Maurizio Sarri’s future is unclear. The games which may well be his last, Thursday’s Europa League tie against Malmo and tomorrow’s league cup final against Manchester City, offer a microcosm of Chelsea as a team and as a club and Sarri’s place in relation to each.
That Chelsea have reached another cup final, the latest of a slew during the Abramovich period, shows that there remains a glimmer of the petro-dollar prestige and cold drive of the club’s great years; which start with the appointment of Ranieri in 2002 and culminate in Drogba’s penalty in the Champions League Final in 2012. It also indicates that this team is still, just about and on their day, good enough to beat good teams, as they did Liverpool in the semi-final. Still, it is likely that will lose the game and possible that they will be humiliated.
While the 3-0 win meant very little in a footballing sense, Malmo are not good and Chelsea put out a B+ team, in a broader context, this game is perhaps the more representative, more telling. The Europa League, in its current format, is a wretched and unloved competition, largely ignored until the semi-final stage, when it is possible, though by no means certain, that two good teams may meet. It is claimed that the competition is respected on the continent, certainly it is not in South-West London. Chelsea’s presence in it is a symptom of the club’s diminished status and ambition.
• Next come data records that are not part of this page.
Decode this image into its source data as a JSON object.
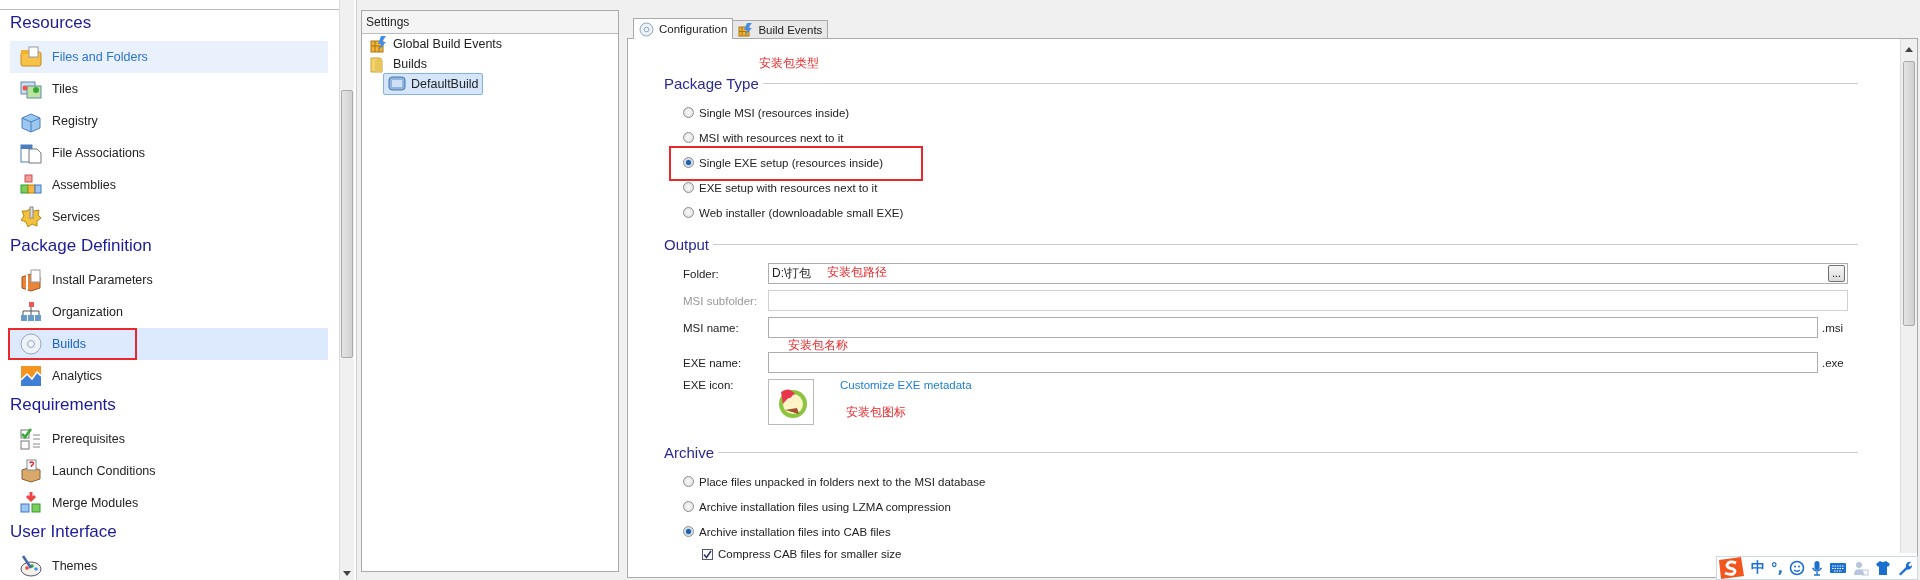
{
  "sidebar": {
    "sections": [
      {
        "title": "Resources",
        "items": [
          {
            "label": "Files and Folders",
            "selected": false,
            "hovered": true,
            "highlighted": false
          },
          {
            "label": "Tiles",
            "selected": false,
            "hovered": false,
            "highlighted": false
          },
          {
            "label": "Registry",
            "selected": false,
            "hovered": false,
            "highlighted": false
          },
          {
            "label": "File Associations",
            "selected": false,
            "hovered": false,
            "highlighted": false
          },
          {
            "label": "Assemblies",
            "selected": false,
            "hovered": false,
            "highlighted": false
          },
          {
            "label": "Services",
            "selected": false,
            "hovered": false,
            "highlighted": false
          }
        ]
      },
      {
        "title": "Package Definition",
        "items": [
          {
            "label": "Install Parameters",
            "selected": false,
            "hovered": false,
            "highlighted": false
          },
          {
            "label": "Organization",
            "selected": false,
            "hovered": false,
            "highlighted": false
          },
          {
            "label": "Builds",
            "selected": true,
            "hovered": false,
            "highlighted": true
          },
          {
            "label": "Analytics",
            "selected": false,
            "hovered": false,
            "highlighted": false
          }
        ]
      },
      {
        "title": "Requirements",
        "items": [
          {
            "label": "Prerequisites",
            "selected": false,
            "hovered": false,
            "highlighted": false
          },
          {
            "label": "Launch Conditions",
            "selected": false,
            "hovered": false,
            "highlighted": false
          },
          {
            "label": "Merge Modules",
            "selected": false,
            "hovered": false,
            "highlighted": false
          }
        ]
      },
      {
        "title": "User Interface",
        "items": [
          {
            "label": "Themes",
            "selected": false,
            "hovered": false,
            "highlighted": false
          }
        ]
      }
    ]
  },
  "tree": {
    "header": "Settings",
    "items": [
      {
        "label": "Global Build Events",
        "selected": false
      },
      {
        "label": "Builds",
        "selected": false,
        "children": [
          {
            "label": "DefaultBuild",
            "selected": true
          }
        ]
      }
    ]
  },
  "tabs": [
    {
      "label": "Configuration",
      "selected": true
    },
    {
      "label": "Build Events",
      "selected": false
    }
  ],
  "sections": [
    {
      "heading": "Package Type",
      "annotation": "安装包类型",
      "kind": "options",
      "options": [
        {
          "kind": "radio",
          "label": "Single MSI (resources inside)",
          "selected": false,
          "highlighted": false
        },
        {
          "kind": "radio",
          "label": "MSI with resources next to it",
          "selected": false,
          "highlighted": false
        },
        {
          "kind": "radio",
          "label": "Single EXE setup (resources inside)",
          "selected": true,
          "highlighted": true
        },
        {
          "kind": "radio",
          "label": "EXE setup with resources next to it",
          "selected": false,
          "highlighted": false
        },
        {
          "kind": "radio",
          "label": "Web installer (downloadable small EXE)",
          "selected": false,
          "highlighted": false
        }
      ]
    },
    {
      "heading": "Output",
      "kind": "fields",
      "fields": [
        {
          "kind": "browse",
          "label": "Folder:",
          "value": "D:\\打包",
          "disabled": false,
          "button": "...",
          "annotation": "安装包路径"
        },
        {
          "kind": "text",
          "label": "MSI subfolder:",
          "disabled": true
        },
        {
          "kind": "text",
          "label": "MSI name:",
          "disabled": false,
          "suffix": ".msi",
          "annotation": "安装包名称"
        },
        {
          "kind": "text",
          "label": "EXE name:",
          "disabled": false,
          "suffix": ".exe"
        },
        {
          "kind": "icon",
          "label": "EXE icon:",
          "link": "Customize EXE metadata",
          "annotation": "安装包图标"
        }
      ]
    },
    {
      "heading": "Archive",
      "kind": "options",
      "options": [
        {
          "kind": "radio",
          "label": "Place files unpacked in folders next to the MSI database",
          "selected": false,
          "highlighted": false
        },
        {
          "kind": "radio",
          "label": "Archive installation files using LZMA compression",
          "selected": false,
          "highlighted": false
        },
        {
          "kind": "radio",
          "label": "Archive installation files into CAB files",
          "selected": true,
          "highlighted": false
        },
        {
          "kind": "checkbox",
          "label": "Compress CAB files for smaller size",
          "checked": true
        }
      ]
    }
  ],
  "ime_bar": {
    "mode": "中",
    "punctuation": "°,"
  }
}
The current squad feels very much more Europa League than Champions League, more fighting for a place in the top four than fighting for the title. The club’s transfer policy over the last few years has been to sell relatively high and buy relatively low, with more than a few ill-advised gambles thrown in. Morata is not Costa, neither is Higuain, he wasn’t in his prime and certainly is not after a confidence shredding few months. Kepa is not Courtois, who was not Cech. Jorginho is not Fabregas, Bakayoko not Matic, Rudiger patently not Terry. And these are the players who have frequently started over the past two seasons. A look at the bench, and beyond, is even more damning.
What was the thinking behind the signings of Drinkwater, Barkley, Zappacosta, Palmieri, Caballero, Pato, Giroud, Djilobodji? Abramovich wants the club to be self-sustaining, and the wage bill is down from the high tide mark, but even within these confines better decisions could have been made, less money thrown away on players who do not belong at or near elite football. Simply put, managers have had less money to work with in and had to put up with poor decision making over which players are signed.
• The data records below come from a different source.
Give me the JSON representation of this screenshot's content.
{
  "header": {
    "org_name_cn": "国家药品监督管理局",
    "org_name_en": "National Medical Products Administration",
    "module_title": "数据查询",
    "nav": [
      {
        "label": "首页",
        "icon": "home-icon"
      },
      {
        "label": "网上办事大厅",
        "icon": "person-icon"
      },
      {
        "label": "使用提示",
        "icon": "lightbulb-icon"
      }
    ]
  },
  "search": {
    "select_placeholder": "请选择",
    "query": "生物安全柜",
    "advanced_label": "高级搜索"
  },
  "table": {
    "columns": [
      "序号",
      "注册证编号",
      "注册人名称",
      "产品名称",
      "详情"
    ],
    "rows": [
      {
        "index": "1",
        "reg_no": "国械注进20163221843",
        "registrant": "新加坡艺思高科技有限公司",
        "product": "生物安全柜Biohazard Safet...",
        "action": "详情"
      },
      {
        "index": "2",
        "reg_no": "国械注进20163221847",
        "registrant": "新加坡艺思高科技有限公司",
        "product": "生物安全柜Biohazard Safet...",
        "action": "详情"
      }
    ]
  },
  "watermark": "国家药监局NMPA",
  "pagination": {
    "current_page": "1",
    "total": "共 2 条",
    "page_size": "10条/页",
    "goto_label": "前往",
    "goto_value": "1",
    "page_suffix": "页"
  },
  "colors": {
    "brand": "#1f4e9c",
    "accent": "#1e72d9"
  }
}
Sarri has been roundly criticized for claiming it is difficult to motivate these players, but perhaps a more accurate way of putting the issue is that the players aren’t actually good enough to play for what we have come to believe Chelsea should be. The complaints coming from one of the leakiest changing rooms in Europe are pitiful: the sessions are boring, he passes on too much tactical information. These may well be excuses for players who can’t deliver and would like to deflect the blame. Maybe it’s psychologically easier for them not to try, so they don’t have to fail and face the reality of their own limitations.
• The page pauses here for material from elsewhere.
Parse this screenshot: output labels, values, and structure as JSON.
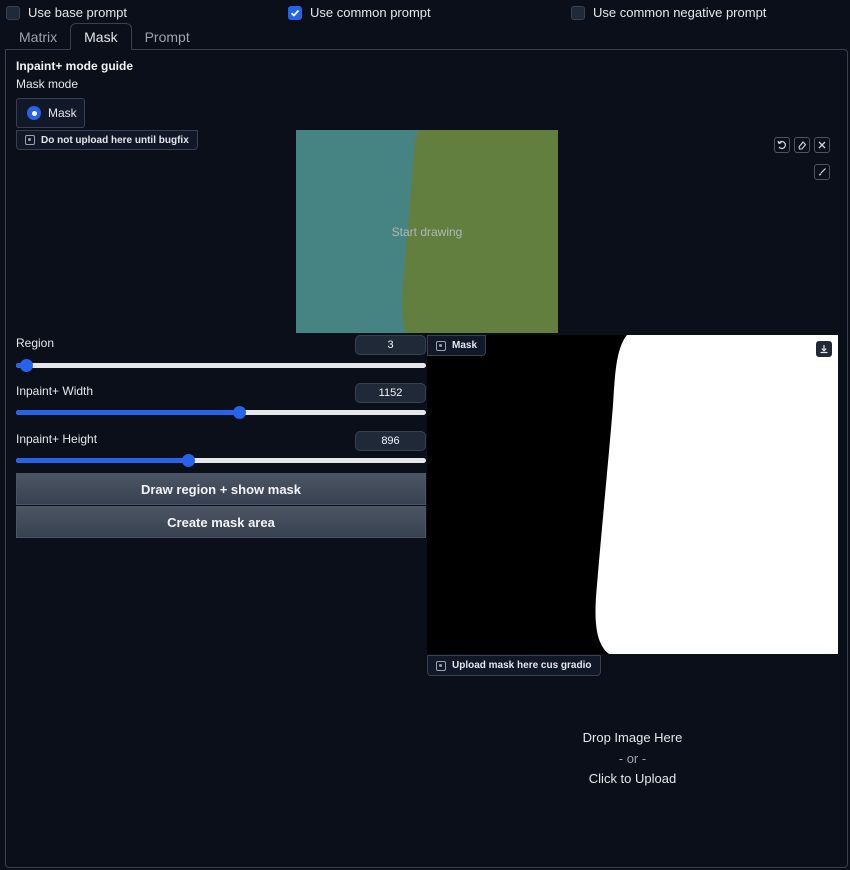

Back to tomorrow’s game. After the final whistle if, as expected, Chelsea lose two or three nil, Sarri will be upbraided for failing to motivate his players, for not adapting to English football, for not playing Kanté as a defensive midfielder. We will be reminded that he had not won anything before he came to the club and that he was a bank manager not so many years ago.
Perhaps, but maybe the players struggle for motivation because they are not good enough and, on some level, know it, that Sarri was describing a problem rather than creating one; maybe adaptation to any job, especially complex ones which revolve around elite performance, requires more than seven months. Kanté doesn’t seem to be complaining about his new role and neither did Allan, another fine defensive player, at Napoli. It is also worth pointing out that Sarri has won several promotions in Italy and was in fact a foreign currency trader, not a chain smoking, Italian version of a peacetime Captain Manwaring, bespectacled and mediocre.
It will be easy for Chelsea to sack Sarri, but they will still be in the Europa League, this year and likely next, will still have an underwhelming squad and will still face a transfer ban. Within that context, a manager who might require some time and a few failures to start to deliver his vision might be invaluable. Sarri can either help arrest, and hopefully reverse, the downward trajectory of the team and club or be jettisoned and contribute towards the patient march back to mid-table irrelevance. Or they could always re-hire Mourinho.